Second: Galileo wrote the letter in response to the views of Her Most Serene Ladyship Christina of Lorraine, mother of Grand Duke Cosimo II de’ Medici, the ruler of Tuscany. He did not write the letter in response to some aspect of the official church. This is counter to, for example, what the editors of Nature have written:
…the letter sets down for the first time the scientist’s gripes with the Vatican’s doctrine on astronomy…
The editors of Nature are incorrect here.
Last: the science of all this was far from settled at this time. Remember that Her Most Serene Ladyship’s wingman Boscaglia said all the telescopic discoveries were true—he just said they did not show the Earth orbited the sun. He could point to Brahe to support what he was saying. And recall the general confusion of the time—the geocentrist Locher, supporting the heliocentrist Galileo and attacking the geocentrist Brahe, for example.
One additional thing to recall is that Galileo did not get in trouble at this time. Even though the Inquisition looked at the “more offensive” version of his letter, they found that, except for some bad-sounding choices of words (exactly the items Galileo tried to change), there was nothing questionable in the letter. But, unfortunately, astronomy, and specifically the Copernican system, was now on the minds of yet some more people who probably would not have had astronomy on their minds otherwise: members of the Roman bureaucracy, who now felt the need to weigh in on astronomy.
Thus, by March 3, 1616 the Inquisition in Rome had ordered Galileo to stop promoting the heliocentric theory; minutes from their February 25 meeting show that they were prepared to threaten him with jail if he did not comply (that threat was not needed—minutes from March 3 show that Galileo had agreed to comply). By March 5 the Congregation of the Index had declared heliocentrism to be a “false” theory that was “altogether contrary to scripture”. The Congregation’s declaration does not provide their reasoning on this, but we can speculate that they thought it was safe to say heliocentrism was “false” because Brahe’s geocentrism made more sense, and of course it was contrary to scripture because of passages that describe the sun as moving:
The sun rises and the sun goes down, and hurries to the place where it rises (Ecclesiastes 1:5, NRSV).
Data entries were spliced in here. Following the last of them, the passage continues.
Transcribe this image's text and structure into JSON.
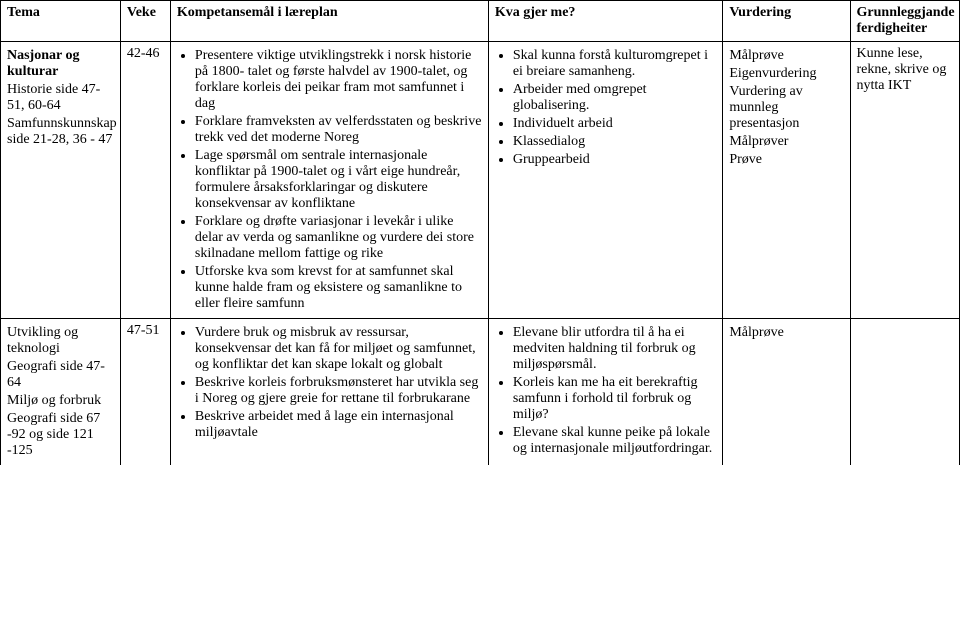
{
  "headers": {
    "tema": "Tema",
    "veke": "Veke",
    "komp": "Kompetansemål i læreplan",
    "kva": "Kva gjer me?",
    "vurd": "Vurdering",
    "grunn": "Grunnleggjande ferdigheiter"
  },
  "rows": [
    {
      "tema": {
        "title": "Nasjonar og kulturar",
        "lines": [
          "",
          "Historie side 47-51, 60-64",
          "Samfunnskunnskap side 21-28, 36 - 47"
        ]
      },
      "veke": "42-46",
      "komp": [
        "Presentere viktige utviklingstrekk i norsk historie på 1800- talet og første halvdel av 1900-talet, og forklare korleis dei peikar fram mot samfunnet i dag",
        "Forklare framveksten av velferdsstaten og beskrive trekk ved det moderne Noreg",
        "Lage spørsmål om sentrale internasjonale konfliktar på 1900-talet og i vårt eige hundreår, formulere årsaksforklaringar og diskutere konsekvensar av konfliktane",
        "Forklare og drøfte variasjonar i levekår i ulike delar av verda og samanlikne og vurdere dei store skilnadane mellom fattige og rike",
        "Utforske kva som krevst for at samfunnet skal kunne halde fram og eksistere og samanlikne to eller fleire samfunn"
      ],
      "kva": [
        "Skal kunna forstå kulturomgrepet i ei breiare samanheng.",
        "Arbeider med omgrepet globalisering.",
        "Individuelt arbeid",
        "Klassedialog",
        "Gruppearbeid"
      ],
      "vurd": [
        "Målprøve",
        "Eigenvurdering",
        "Vurdering av munnleg presentasjon",
        "Målprøver",
        "",
        "",
        "Prøve"
      ],
      "grunn": "Kunne lese, rekne, skrive og nytta IKT"
    },
    {
      "tema": {
        "title": "",
        "lines": [
          "Utvikling og teknologi",
          "Geografi side 47-64",
          "Miljø og forbruk",
          "Geografi side 67 -92 og side 121 -125"
        ]
      },
      "veke": "47-51",
      "komp": [
        "Vurdere bruk og misbruk av ressursar, konsekvensar det kan få for miljøet og samfunnet, og konfliktar det kan skape lokalt og globalt",
        "Beskrive korleis forbruksmønsteret har utvikla seg i Noreg og gjere greie for rettane til forbrukarane",
        "Beskrive arbeidet med å lage ein internasjonal miljøavtale"
      ],
      "kva": [
        "Elevane blir utfordra til å ha ei medviten haldning til forbruk og miljøspørsmål.",
        "Korleis kan me ha eit berekraftig samfunn i forhold til forbruk og miljø?",
        "Elevane skal kunne peike på lokale og internasjonale miljøutfordringar."
      ],
      "vurd": [
        "Målprøve"
      ],
      "grunn": ""
    }
  ]
}
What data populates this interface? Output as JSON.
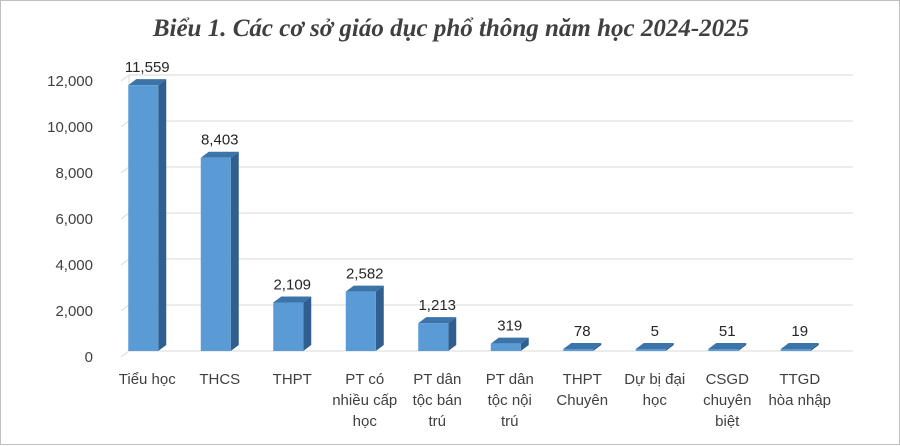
{
  "chart_data": {
    "type": "bar",
    "title": "Biểu 1. Các cơ sở giáo dục phổ thông năm học 2024-2025",
    "xlabel": "",
    "ylabel": "",
    "categories": [
      "Tiểu học",
      "THCS",
      "THPT",
      "PT có nhiều cấp học",
      "PT dân tộc bán trú",
      "PT dân tộc nội trú",
      "THPT Chuyên",
      "Dự bị đại học",
      "CSGD chuyên biệt",
      "TTGD hòa nhập"
    ],
    "category_lines": [
      [
        "Tiểu học"
      ],
      [
        "THCS"
      ],
      [
        "THPT"
      ],
      [
        "PT có",
        "nhiều cấp",
        "học"
      ],
      [
        "PT dân",
        "tộc bán",
        "trú"
      ],
      [
        "PT dân",
        "tộc nội",
        "trú"
      ],
      [
        "THPT",
        "Chuyên"
      ],
      [
        "Dự bị đại",
        "học"
      ],
      [
        "CSGD",
        "chuyên",
        "biệt"
      ],
      [
        "TTGD",
        "hòa nhập"
      ]
    ],
    "values": [
      11559,
      8403,
      2109,
      2582,
      1213,
      319,
      78,
      5,
      51,
      19
    ],
    "value_labels": [
      "11,559",
      "8,403",
      "2,109",
      "2,582",
      "1,213",
      "319",
      "78",
      "5",
      "51",
      "19"
    ],
    "ylim": [
      0,
      12000
    ],
    "yticks": [
      0,
      2000,
      4000,
      6000,
      8000,
      10000,
      12000
    ],
    "ytick_labels": [
      "0",
      "2,000",
      "4,000",
      "6,000",
      "8,000",
      "10,000",
      "12,000"
    ],
    "grid": true,
    "bar_style": "3d",
    "colors": {
      "bar_front": "#5b9bd5",
      "bar_side": "#2e5f8e",
      "bar_top": "#3c74aa",
      "grid": "#d9d9d9",
      "text": "#404040"
    }
  }
}
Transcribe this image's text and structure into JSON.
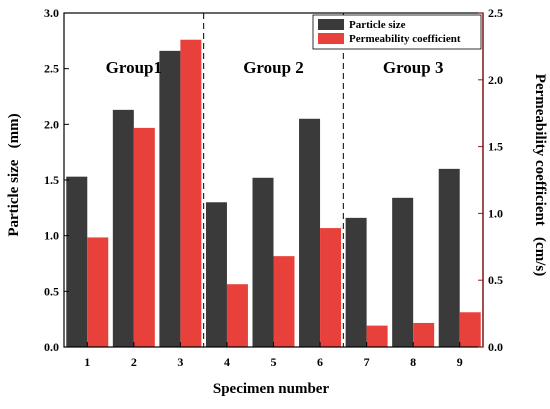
{
  "chart_data": {
    "type": "bar",
    "categories": [
      "1",
      "2",
      "3",
      "4",
      "5",
      "6",
      "7",
      "8",
      "9"
    ],
    "series": [
      {
        "name": "Particle size",
        "axis": "left",
        "color": "#3a3a3a",
        "values": [
          1.53,
          2.13,
          2.66,
          1.3,
          1.52,
          2.05,
          1.16,
          1.34,
          1.6
        ]
      },
      {
        "name": "Permeability coefficient",
        "axis": "right",
        "color": "#e8403a",
        "values": [
          0.82,
          1.64,
          2.3,
          0.47,
          0.68,
          0.89,
          0.16,
          0.18,
          0.26
        ]
      }
    ],
    "xlabel": "Specimen number",
    "ylabel_left": "Particle size   (mm)",
    "ylabel_right": "Permeability coefficient   (cm/s)",
    "ylim_left": [
      0,
      3.0
    ],
    "ylim_right": [
      0,
      2.5
    ],
    "yticks_left": [
      "0.0",
      "0.5",
      "1.0",
      "1.5",
      "2.0",
      "2.5",
      "3.0"
    ],
    "yticks_right": [
      "0.0",
      "0.5",
      "1.0",
      "1.5",
      "2.0",
      "2.5"
    ],
    "groups": [
      {
        "label": "Group1",
        "specimens": [
          "1",
          "2",
          "3"
        ]
      },
      {
        "label": "Group 2",
        "specimens": [
          "4",
          "5",
          "6"
        ]
      },
      {
        "label": "Group 3",
        "specimens": [
          "7",
          "8",
          "9"
        ]
      }
    ],
    "legend_position": "top-right",
    "grid": false,
    "colors": {
      "left_axis": "#000000",
      "right_axis": "#8b1a1a"
    }
  }
}
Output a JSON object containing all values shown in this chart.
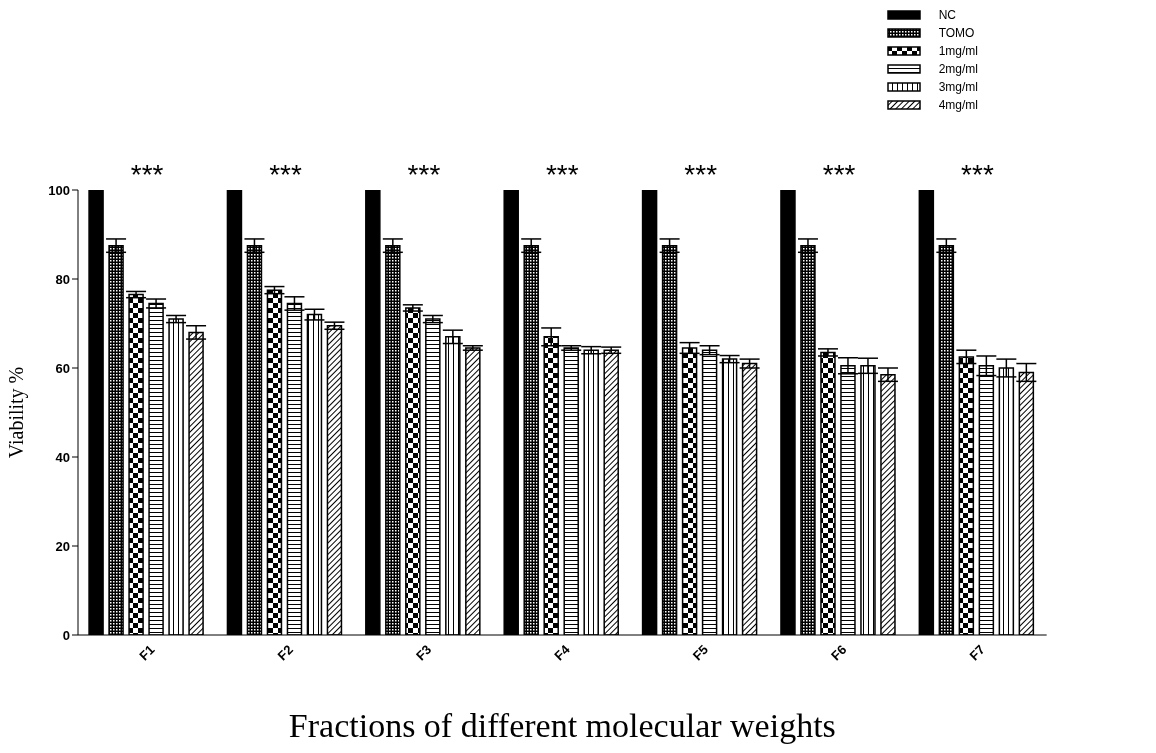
{
  "chart_data": {
    "type": "bar",
    "xlabel": "Fractions of different molecular weights",
    "ylabel": "Viability %",
    "categories": [
      "F1",
      "F2",
      "F3",
      "F4",
      "F5",
      "F6",
      "F7"
    ],
    "series": [
      {
        "name": "NC",
        "color": "#000000",
        "values": [
          100,
          100,
          100,
          100,
          100,
          100,
          100
        ]
      },
      {
        "name": "TOMO",
        "color": "#000000",
        "values": [
          87.5,
          87.5,
          87.5,
          87.5,
          87.5,
          87.5,
          87.5
        ],
        "errors": [
          1.5,
          1.5,
          1.5,
          1.5,
          1.5,
          1.5,
          1.5
        ]
      },
      {
        "name": "1mg/ml",
        "color": "#000000",
        "values": [
          76.5,
          77.5,
          73.5,
          67,
          64.5,
          63.5,
          62.5
        ],
        "errors": [
          0.7,
          0.8,
          0.7,
          2,
          1.2,
          0.8,
          1.5
        ]
      },
      {
        "name": "2mg/ml",
        "color": "#000000",
        "values": [
          74.5,
          74.5,
          71,
          64.5,
          64,
          60.5,
          60.5
        ],
        "errors": [
          1,
          1.5,
          0.8,
          0.5,
          1,
          1.8,
          2.2
        ]
      },
      {
        "name": "3mg/ml",
        "color": "#000000",
        "values": [
          71,
          72,
          67,
          64,
          62,
          60.5,
          60
        ],
        "errors": [
          0.8,
          1.2,
          1.5,
          0.8,
          0.8,
          1.7,
          2
        ]
      },
      {
        "name": "4mg/ml",
        "color": "#000000",
        "values": [
          68,
          69.5,
          64.5,
          64,
          61,
          58.5,
          59
        ],
        "errors": [
          1.5,
          0.8,
          0.5,
          0.7,
          1,
          1.5,
          2
        ]
      }
    ],
    "annotations": [
      "***",
      "***",
      "***",
      "***",
      "***",
      "***",
      "***"
    ],
    "ylim": [
      0,
      100
    ],
    "yticks": [
      0,
      20,
      40,
      60,
      80,
      100
    ],
    "grid": false,
    "legend": "top right"
  }
}
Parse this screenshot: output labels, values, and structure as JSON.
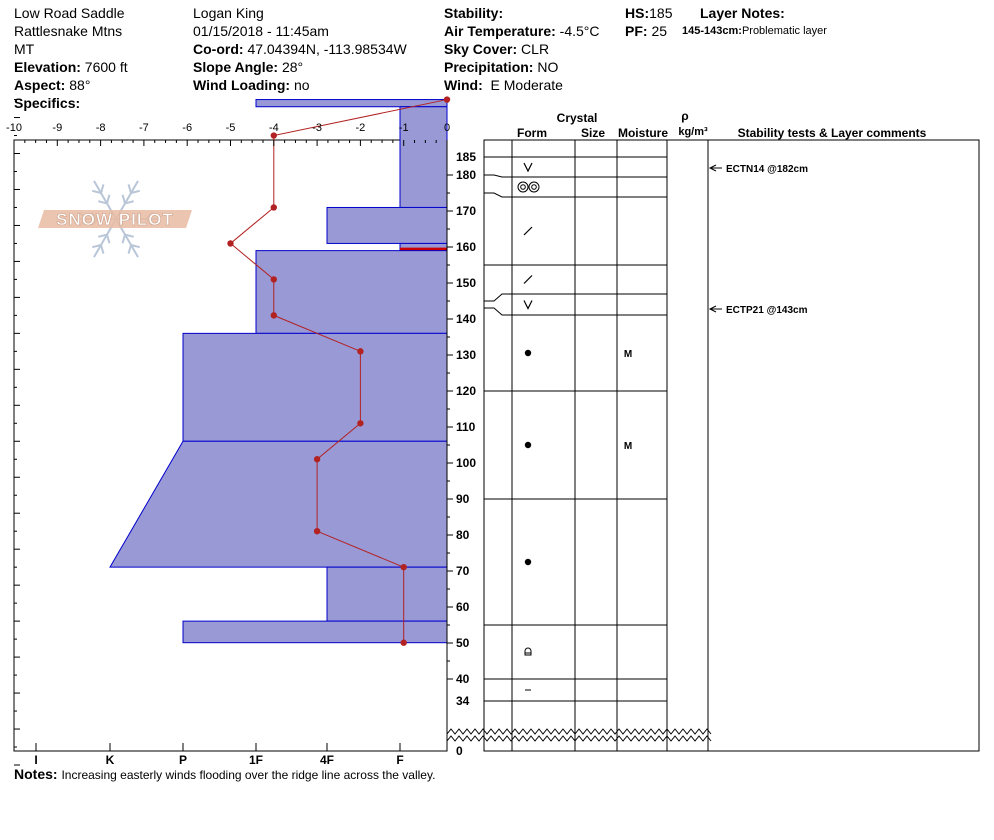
{
  "site": {
    "location": "Low Road Saddle",
    "range": "Rattlesnake Mtns",
    "state": "MT",
    "elevation_label": "Elevation:",
    "elevation": "7600 ft",
    "aspect_label": "Aspect:",
    "aspect": "88°",
    "specifics_label": "Specifics:"
  },
  "observer": {
    "name": "Logan King",
    "datetime": "01/15/2018 - 11:45am",
    "coord_label": "Co-ord:",
    "coord": "47.04394N, -113.98534W",
    "slope_label": "Slope Angle:",
    "slope": "28°",
    "wind_loading_label": "Wind Loading:",
    "wind_loading": "no"
  },
  "conditions": {
    "stability_label": "Stability:",
    "air_temp_label": "Air Temperature:",
    "air_temp": "-4.5°C",
    "sky_label": "Sky Cover:",
    "sky": "CLR",
    "precip_label": "Precipitation:",
    "precip": "NO",
    "wind_label": "Wind:",
    "wind": "E Moderate"
  },
  "summary": {
    "hs_label": "HS:",
    "hs": "185",
    "pf_label": "PF:",
    "pf": "25",
    "layer_notes_label": "Layer Notes:",
    "layer_note_range": "145-143cm:",
    "layer_note_text": "Problematic layer"
  },
  "notes": {
    "label": "Notes:",
    "text": "Increasing easterly winds flooding over the ridge line across the valley."
  },
  "logo_text": "SNOW PILOT",
  "chart_data": {
    "type": "snow-profile",
    "temp_axis": {
      "min": -10,
      "max": 0,
      "ticks": [
        "-10",
        "-9",
        "-8",
        "-7",
        "-6",
        "-5",
        "-4",
        "-3",
        "-2",
        "-1",
        "0"
      ]
    },
    "hardness_axis": [
      "I",
      "K",
      "P",
      "1F",
      "4F",
      "F"
    ],
    "depth_axis": {
      "min": 0,
      "max": 185,
      "ticks": [
        "185",
        "180",
        "170",
        "160",
        "150",
        "140",
        "130",
        "120",
        "110",
        "100",
        "90",
        "80",
        "70",
        "60",
        "50",
        "40",
        "34",
        "0"
      ]
    },
    "temperature_profile": [
      {
        "depth": 185,
        "temp": 0
      },
      {
        "depth": 175,
        "temp": -4
      },
      {
        "depth": 155,
        "temp": -4
      },
      {
        "depth": 145,
        "temp": -5
      },
      {
        "depth": 135,
        "temp": -4
      },
      {
        "depth": 125,
        "temp": -4
      },
      {
        "depth": 115,
        "temp": -2
      },
      {
        "depth": 95,
        "temp": -2
      },
      {
        "depth": 85,
        "temp": -3
      },
      {
        "depth": 65,
        "temp": -3
      },
      {
        "depth": 55,
        "temp": -1
      },
      {
        "depth": 34,
        "temp": -1
      }
    ],
    "hardness_layers": [
      {
        "top": 185,
        "bottom": 183,
        "hardness": "1F"
      },
      {
        "top": 183,
        "bottom": 155,
        "hardness": "F"
      },
      {
        "top": 155,
        "bottom": 145,
        "hardness": "4F"
      },
      {
        "top": 145,
        "bottom": 143,
        "hardness": "F"
      },
      {
        "top": 143,
        "bottom": 120,
        "hardness": "1F"
      },
      {
        "top": 120,
        "bottom": 90,
        "hardness": "P"
      },
      {
        "top": 90,
        "bottom": 55,
        "hardness_top": "P",
        "hardness_bottom": "K"
      },
      {
        "top": 55,
        "bottom": 40,
        "hardness": "4F"
      },
      {
        "top": 40,
        "bottom": 34,
        "hardness": "P"
      }
    ],
    "layer_table": {
      "headers": {
        "crystal": "Crystal",
        "form": "Form",
        "size": "Size",
        "moisture": "Moisture",
        "rho": "ρ",
        "density_unit": "kg/m³",
        "comments": "Stability tests & Layer comments"
      },
      "boundaries": [
        185,
        180,
        175,
        155,
        147,
        141,
        120,
        90,
        55,
        40,
        34
      ],
      "layers": [
        {
          "top": 185,
          "bottom": 180,
          "form": "facet-v",
          "moisture": ""
        },
        {
          "top": 180,
          "bottom": 175,
          "form": "surface-hoar-oo",
          "moisture": ""
        },
        {
          "top": 175,
          "bottom": 155,
          "form": "slash",
          "moisture": ""
        },
        {
          "top": 155,
          "bottom": 147,
          "form": "slash",
          "moisture": ""
        },
        {
          "top": 147,
          "bottom": 141,
          "form": "facet-v",
          "moisture": ""
        },
        {
          "top": 141,
          "bottom": 120,
          "form": "dot",
          "moisture": "M"
        },
        {
          "top": 120,
          "bottom": 90,
          "form": "dot",
          "moisture": "M"
        },
        {
          "top": 90,
          "bottom": 55,
          "form": "dot",
          "moisture": ""
        },
        {
          "top": 55,
          "bottom": 40,
          "form": "melt-crust",
          "moisture": ""
        },
        {
          "top": 40,
          "bottom": 34,
          "form": "dash",
          "moisture": ""
        }
      ]
    },
    "stability_tests": [
      {
        "depth": 182,
        "label": "ECTN14 @182cm"
      },
      {
        "depth": 143,
        "label": "ECTP21 @143cm"
      }
    ],
    "colors": {
      "hardness_fill": "#9999d6",
      "hardness_stroke": "#0000cc",
      "temperature": "#b22222",
      "weak_layer": "#cc0000"
    }
  }
}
The Congregation moved to censor portions of De Revolutionibus. Galileo reported in a letter of March 6 that he was not mentioned in any declarations, that he would not have been involved at all had his enemies not dragged him into it, and that he handled the affair in a manner befitting a saint. In a letter of March 12 he reporting having a 45-minute audience with Pope Paul V, where he informed the pope about the “implacable malice” of his enemies, and in response the pope said to put his mind at ease and feel safe, because pope and others all held him in such regard that no one would be listening to slanderers.
Nevertheless, the “Galileo Affair” had been set in motion.